In the past 12 to 18 months, there were 25-30 breweries ‘that no longer exist’, Ms Lethbridge said.
The IBA was preparing to advocate its cause at the federal election, expected next year ‘and we’ll take every advantage we can for the chance to be heard’, she said.
It was founded in 1865 and its historic brewery in Beechworth, in the northeast of Victoria, attracted thousands of visitors every year
Billson’s grew in popularity over the last couple of years with the release of their ready-to-drink canned vodka (pictured), craft beer and cordial ranges
Two other Aussie breweries went into voluntary administration in just this month alone.
Mighty Craft, which owns a 33 per cent share of Better Beer and was one of Australia’s leading and fastest growing premium craft drinks companies, collapsed into administration on July 23.

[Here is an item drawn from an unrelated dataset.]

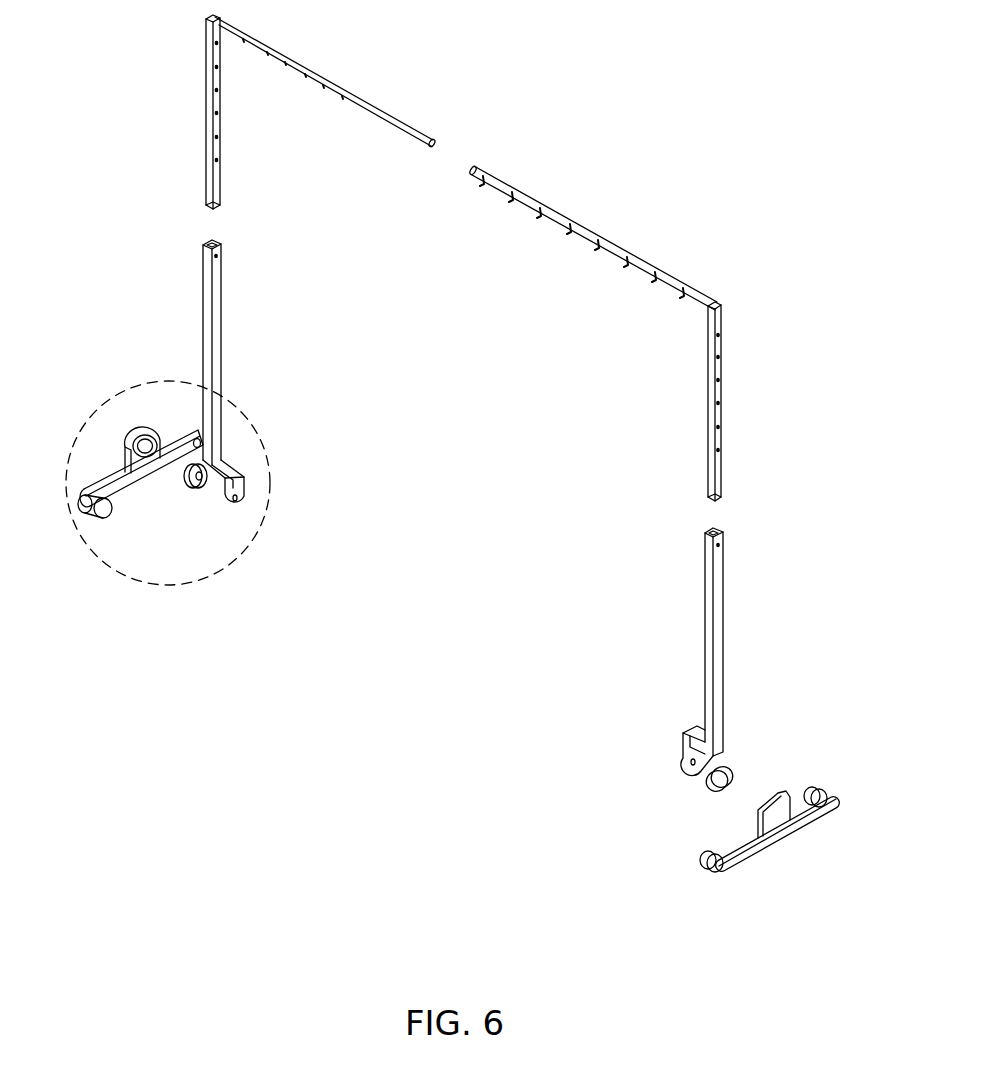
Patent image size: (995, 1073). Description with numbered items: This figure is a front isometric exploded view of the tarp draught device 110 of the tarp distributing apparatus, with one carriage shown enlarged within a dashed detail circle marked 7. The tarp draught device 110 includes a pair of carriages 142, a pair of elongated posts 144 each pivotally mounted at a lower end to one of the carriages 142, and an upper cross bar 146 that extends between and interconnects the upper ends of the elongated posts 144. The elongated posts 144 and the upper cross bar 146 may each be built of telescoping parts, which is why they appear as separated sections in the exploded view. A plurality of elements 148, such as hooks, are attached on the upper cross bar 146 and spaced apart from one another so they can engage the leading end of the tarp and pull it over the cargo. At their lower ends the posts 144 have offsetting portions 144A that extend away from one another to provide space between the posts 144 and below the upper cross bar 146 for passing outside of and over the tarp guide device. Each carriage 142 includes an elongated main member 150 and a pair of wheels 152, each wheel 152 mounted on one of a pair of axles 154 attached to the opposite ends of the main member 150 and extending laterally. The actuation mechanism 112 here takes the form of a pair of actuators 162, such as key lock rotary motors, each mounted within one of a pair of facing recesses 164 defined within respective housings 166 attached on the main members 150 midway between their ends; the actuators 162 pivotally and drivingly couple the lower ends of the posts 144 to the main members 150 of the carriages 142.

Known as one of Australia’s leading and fastest growing premium craft drinks companies, Mighty Craft desperately tried to keep afloat by seeking a merger, selling assets and brands and slashing its board and management.
Meanwhile, Lotus Beer Co, which runs Valhalla Brewing in Geelong, Victoria, went into voluntary administration on July 17.
The craft beer company’s founding director Scott Hunt told Daily Mail Australia ongoing increases in rent, insurance premiums, fuel, electricity, ingredients, freight and a massive decline in customer spending contributed to the collapse.
A record 11,000 companies went into insolvency in 2023-24, the highest number since the Australian Securities and Investments Commission began compiling data in 1999.